Section 1: Directed Writing

  • Read the question carefully to understand the situation, task and content.
  • Follow appropriate format.
  • Develop the 3 bullet points in detail.
  • Write at least 5 paragraphs in your letter, report, speech, article, account, etc.
  • Write a proper beginning and ending sentence.
  • Write between 200 and 300 words and spend 30 minutes only.
  • Use formal language in all directed writing tasks, except informal letter and speech.
  • Always plan your response before you start writing.

Section 2: Composition

  • Read all the given tasks at least twice before choosing the task you want to respond.
  • Choose the task according to your strengths and preparation.
  • Write between 350 and 500 words and spend only 1 hour.
  • Avoid writing an argumentative composition unless you have practised thoroughly.
  • Plan before you start writing.
  • Recheck your work before submitting your script.
  • Keep an eye out for commonly committed slips in English writing: its / it’s, there / their, ‘i’ instead of ‘I’, use of articles (a, an and the), subject-verb agreement, run-on sentences, etc.
  • For a Descriptive composition, use similes, metaphors and effective descriptive words to create images.
  • For Personal, Argumentative and Discursive follow appropriate format.
  • Narratives should have an engaging opening, with an intriguing middle to sustain readers’ interest and a logical ending to bring a proper resolution to the plot. Keep your narratives believable and realistic. Use flashback, dialogues and description of setting to make your narratives engaging for the reader.
  • Avoid writing stories which end up as a ‘bad dream’. Avoid copying the plots from popular films/novels you have watched/read. Also refrain from showing violence, racism or glorifying crime in your stories.
  • Do not try to use ambitious vocabulary unless you are sure about its meaning and use. Using a simple word correctly is going to gain you more marks than using an unfamiliar word incorrectly, while trying to impress the examiner. 

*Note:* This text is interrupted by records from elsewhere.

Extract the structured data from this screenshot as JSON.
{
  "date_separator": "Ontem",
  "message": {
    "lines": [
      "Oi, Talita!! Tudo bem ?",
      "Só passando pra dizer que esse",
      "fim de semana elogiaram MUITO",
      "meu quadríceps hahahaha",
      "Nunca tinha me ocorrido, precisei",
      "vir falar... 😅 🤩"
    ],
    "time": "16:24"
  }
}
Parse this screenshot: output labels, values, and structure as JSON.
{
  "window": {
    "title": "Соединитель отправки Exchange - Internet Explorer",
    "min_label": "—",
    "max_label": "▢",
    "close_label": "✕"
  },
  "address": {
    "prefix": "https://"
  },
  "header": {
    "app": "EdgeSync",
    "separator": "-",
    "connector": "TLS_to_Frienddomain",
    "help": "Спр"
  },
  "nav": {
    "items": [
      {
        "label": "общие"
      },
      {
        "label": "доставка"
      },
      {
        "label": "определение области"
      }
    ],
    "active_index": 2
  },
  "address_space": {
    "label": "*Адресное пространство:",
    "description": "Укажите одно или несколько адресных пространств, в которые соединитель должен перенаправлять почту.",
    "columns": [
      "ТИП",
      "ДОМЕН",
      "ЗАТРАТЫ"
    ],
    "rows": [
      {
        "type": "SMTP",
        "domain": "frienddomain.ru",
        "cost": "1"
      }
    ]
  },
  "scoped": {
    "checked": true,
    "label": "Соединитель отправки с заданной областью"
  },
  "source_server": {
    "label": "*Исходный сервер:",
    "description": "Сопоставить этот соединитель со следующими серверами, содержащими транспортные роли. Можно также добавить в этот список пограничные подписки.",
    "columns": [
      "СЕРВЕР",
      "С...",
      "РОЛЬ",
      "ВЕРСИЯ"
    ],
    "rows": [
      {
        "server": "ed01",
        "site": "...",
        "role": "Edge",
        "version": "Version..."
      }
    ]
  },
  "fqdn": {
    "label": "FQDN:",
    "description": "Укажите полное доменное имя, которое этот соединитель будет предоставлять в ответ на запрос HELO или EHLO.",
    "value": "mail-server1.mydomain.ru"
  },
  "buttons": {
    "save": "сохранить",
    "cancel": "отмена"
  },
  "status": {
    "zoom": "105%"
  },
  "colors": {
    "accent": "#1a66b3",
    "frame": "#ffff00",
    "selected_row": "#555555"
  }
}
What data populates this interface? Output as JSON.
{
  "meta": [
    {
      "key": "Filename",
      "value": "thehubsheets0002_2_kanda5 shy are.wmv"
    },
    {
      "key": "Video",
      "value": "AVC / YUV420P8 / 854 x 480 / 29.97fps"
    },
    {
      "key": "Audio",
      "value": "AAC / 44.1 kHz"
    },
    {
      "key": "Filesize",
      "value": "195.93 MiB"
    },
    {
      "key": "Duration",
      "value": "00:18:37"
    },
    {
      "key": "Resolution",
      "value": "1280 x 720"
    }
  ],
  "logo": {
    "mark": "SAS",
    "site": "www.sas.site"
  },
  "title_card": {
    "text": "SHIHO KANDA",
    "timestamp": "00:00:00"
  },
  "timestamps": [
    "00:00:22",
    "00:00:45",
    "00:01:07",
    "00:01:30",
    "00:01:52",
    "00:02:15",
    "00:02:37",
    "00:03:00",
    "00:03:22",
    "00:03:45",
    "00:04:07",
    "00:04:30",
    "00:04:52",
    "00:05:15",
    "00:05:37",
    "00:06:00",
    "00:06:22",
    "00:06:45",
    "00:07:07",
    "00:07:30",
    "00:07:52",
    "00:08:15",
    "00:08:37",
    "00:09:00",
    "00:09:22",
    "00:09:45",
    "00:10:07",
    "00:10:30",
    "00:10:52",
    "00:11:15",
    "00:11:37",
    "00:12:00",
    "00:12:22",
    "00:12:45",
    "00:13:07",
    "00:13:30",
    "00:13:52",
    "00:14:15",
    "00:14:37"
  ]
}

Section 1: Reading for Ideas

  • You have to write 12 content points from the given passage on two aspects: advantages / disadvantage, causes / effects, comparison of past and present, etc. The points on both sides should be balanced (6+6, 7+5 or 8+4).
  • The points should be brief, precise and concise. You do not need to write them in your own words. Review the mark scheme to find out how the points should be written.
  • Avoid repeating a point in different words. Examples of a point do not count as separate points.
  • Each point should be written on separated line in a bulleted or numbered list.
  • Example points given in the question paper are not included in your 12 content points.
  • Write 2–3 extra points if possible. You will get marks for the extra points in case some of your points are incorrect.
  • Write one paragraph summary of 150–180 words including the 10 words given in the question. Use your own words as far as possible and use linking devices to make your paragraph cohesive and fluent to read.
  • You should know the difference between facts and opinions. Google it and you will find plenty of resources. Practise solving the past paper questions on finding fact and opinion. 

Section 2: Reading for Meaning

  • Read the passage once only to get the general idea of the main theme.
  • Read every question twice to identify its type and then locate the answer in the relevant paragraph.
  • Your answers should be to the point.
  • ‘Answer in your own words’ questions are to be very carefully dealt with. Find two key words in the paragraph which are the exact answer of the question. Replace the key words with the correct synonyms and write your answer in a complete sentence.
  • Inferential questions would be more challenging than others which would require you to read between the lines and extract given information implicitly. The answer is not explicitly available. They usually start: What do you think …? / What can you tell …? / How do you know …? / What evidence is there …?, etc.
  • If the question requires you to give one reason or find one word from the paragraph, writing more than one reason / word will get you zero marks even if the answer is otherwise correct.
  • Vocabulary question requires you to choose contextual meanings from 4 alternative options.
  • For meaning and effect questions, you must explain the meaning of a particular phrase and how that phrase suggests a particular idea, emotion, feeling or aspect of character.
  • Common words and phrases to show effects are: contributes to, conveys, demonstrates, describes how, emphasises, explores, gives a sense of, implies, presents how, shows how, stresses, suggests, etc.

Wish you all the best for your Cambridge O Level English examination!